Claudioatb commented 4 years ago

Dear @benjjneb ,

Thank you for your answer. I will look carefully to those suggestions you made, and get back to you in a few days (as I am currently analyzing other ITS datasets).

I am not aware of heterogeneity spacers being used with my data, but I will double check this again anyway. The primers we used were 799F2 (5′-AACMGGATTAGATACCCGG-3′) and the 1193R (5′-ACGTCATCCCCACCTTCC-3′). When I tried to trim the primers instead of using cutadapt (without much improvement in the % of merged reads), i used the following code:

out <- filterAndTrim(fnFs, filtFs, fnRs, filtRs, truncLen=c(270,220), maxN=0, maxEE=c(2,2), truncQ=2, rm.phix=TRUE, trimLeft=20, compress=TRUE, multithread=FALSE)

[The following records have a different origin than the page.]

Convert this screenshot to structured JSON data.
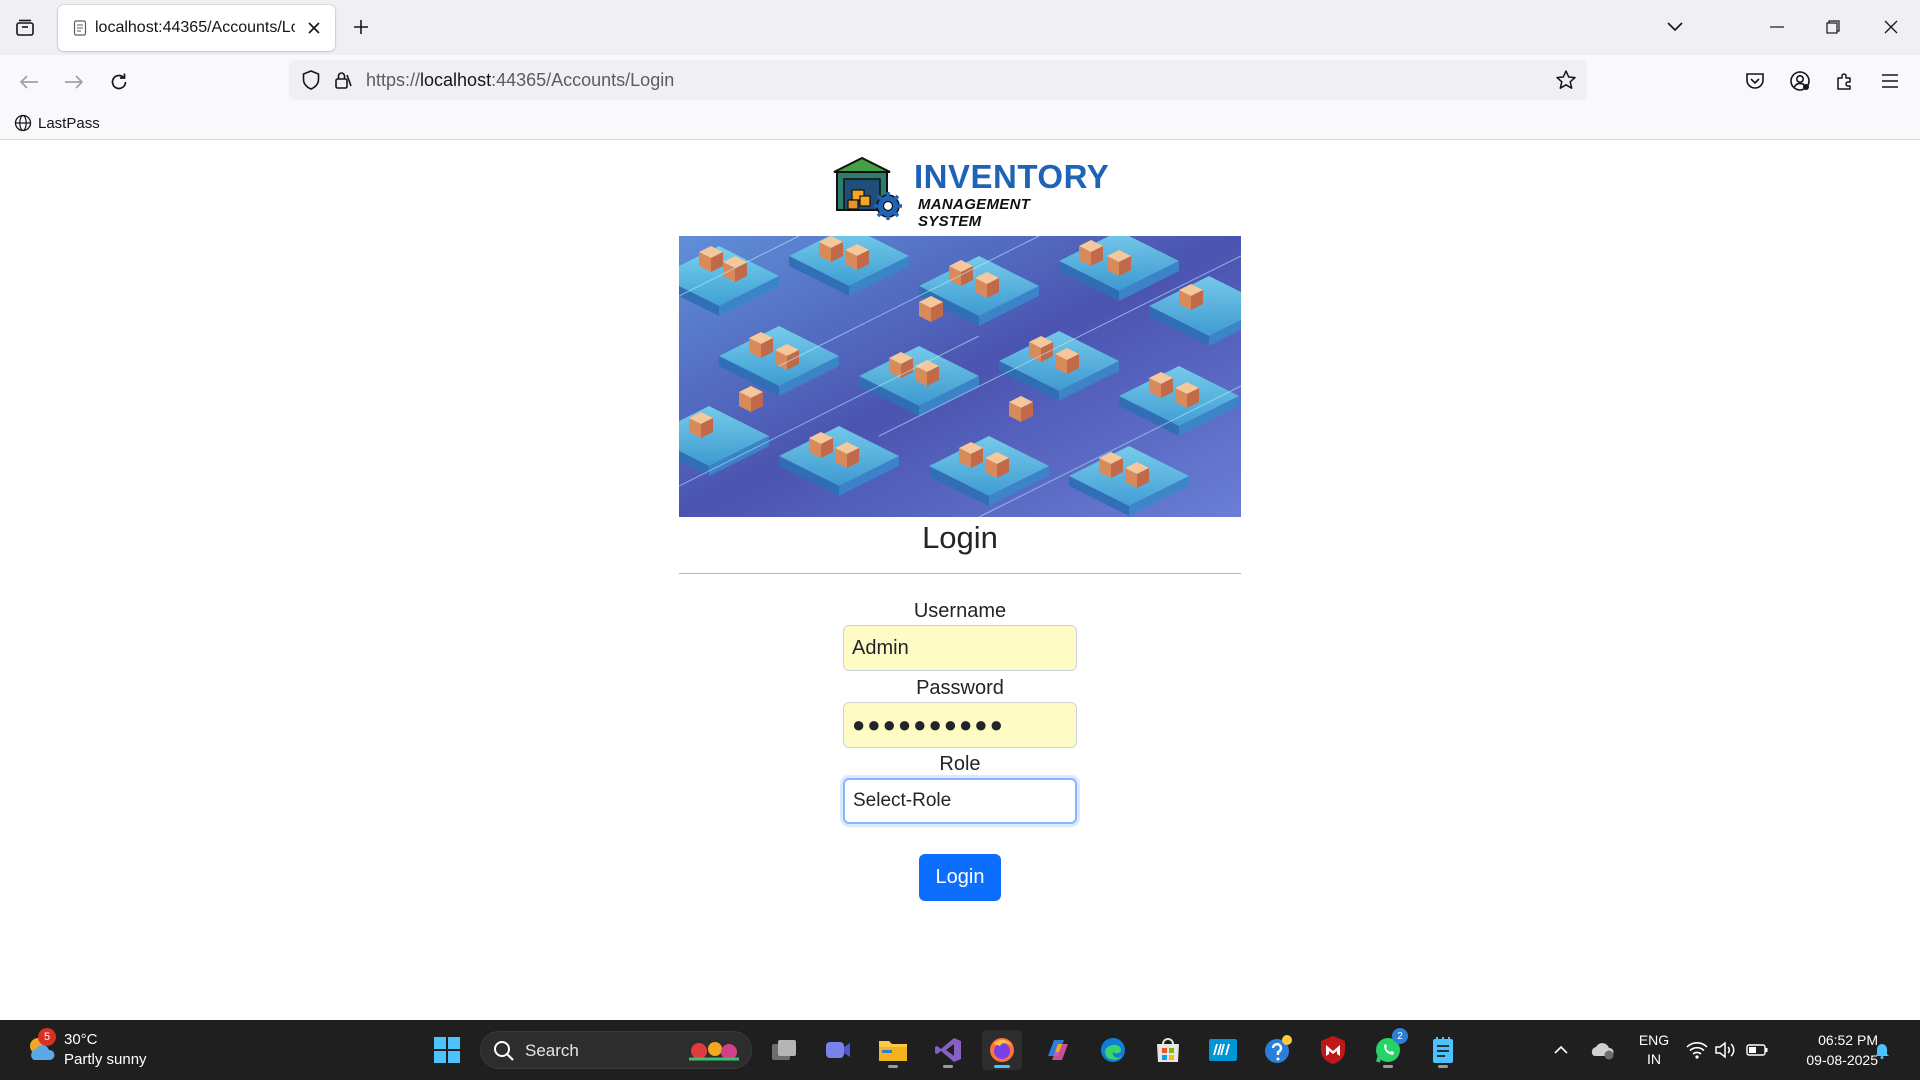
{
  "browser": {
    "tab_title": "localhost:44365/Accounts/Login",
    "url_scheme": "https://",
    "url_host": "localhost",
    "url_rest": ":44365/Accounts/Login",
    "bookmark_label": "LastPass"
  },
  "logo": {
    "title": "INVENTORY",
    "subtitle": "MANAGEMENT SYSTEM"
  },
  "login": {
    "heading": "Login",
    "username_label": "Username",
    "username_value": "Admin",
    "password_label": "Password",
    "password_masked": "●●●●●●●●●●",
    "role_label": "Role",
    "role_selected": "Select-Role",
    "button_label": "Login",
    "accent_color": "#0d6efd"
  },
  "taskbar": {
    "weather_badge": "5",
    "temperature": "30°C",
    "condition": "Partly sunny",
    "search_placeholder": "Search",
    "visual_studio_badge": "",
    "whatsapp_badge": "2",
    "lang_line1": "ENG",
    "lang_line2": "IN",
    "time": "06:52 PM",
    "date": "09-08-2025"
  }
}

I wonder if I should use trimLeft=c(19,18) instead, as the number of nucleotides are different in FWD and REV primers...

Anyway, out of curiosity, I did try to run the filtering step on my 16S dataset with the ITS-approach (by not defining a fixed length with the truncLen argument and letting it trim based on the quality scores). That way, I ended with >50% of merged reads (I did not record this values as this was just out of curiosity, so I might be overestimating the merging percentage). Anyway, would you think that this way, dada2 was able to deal with the length-shifted versions of those reads you found?

Will get back to you after I do the tests you suggest. Thanks a lot for you help!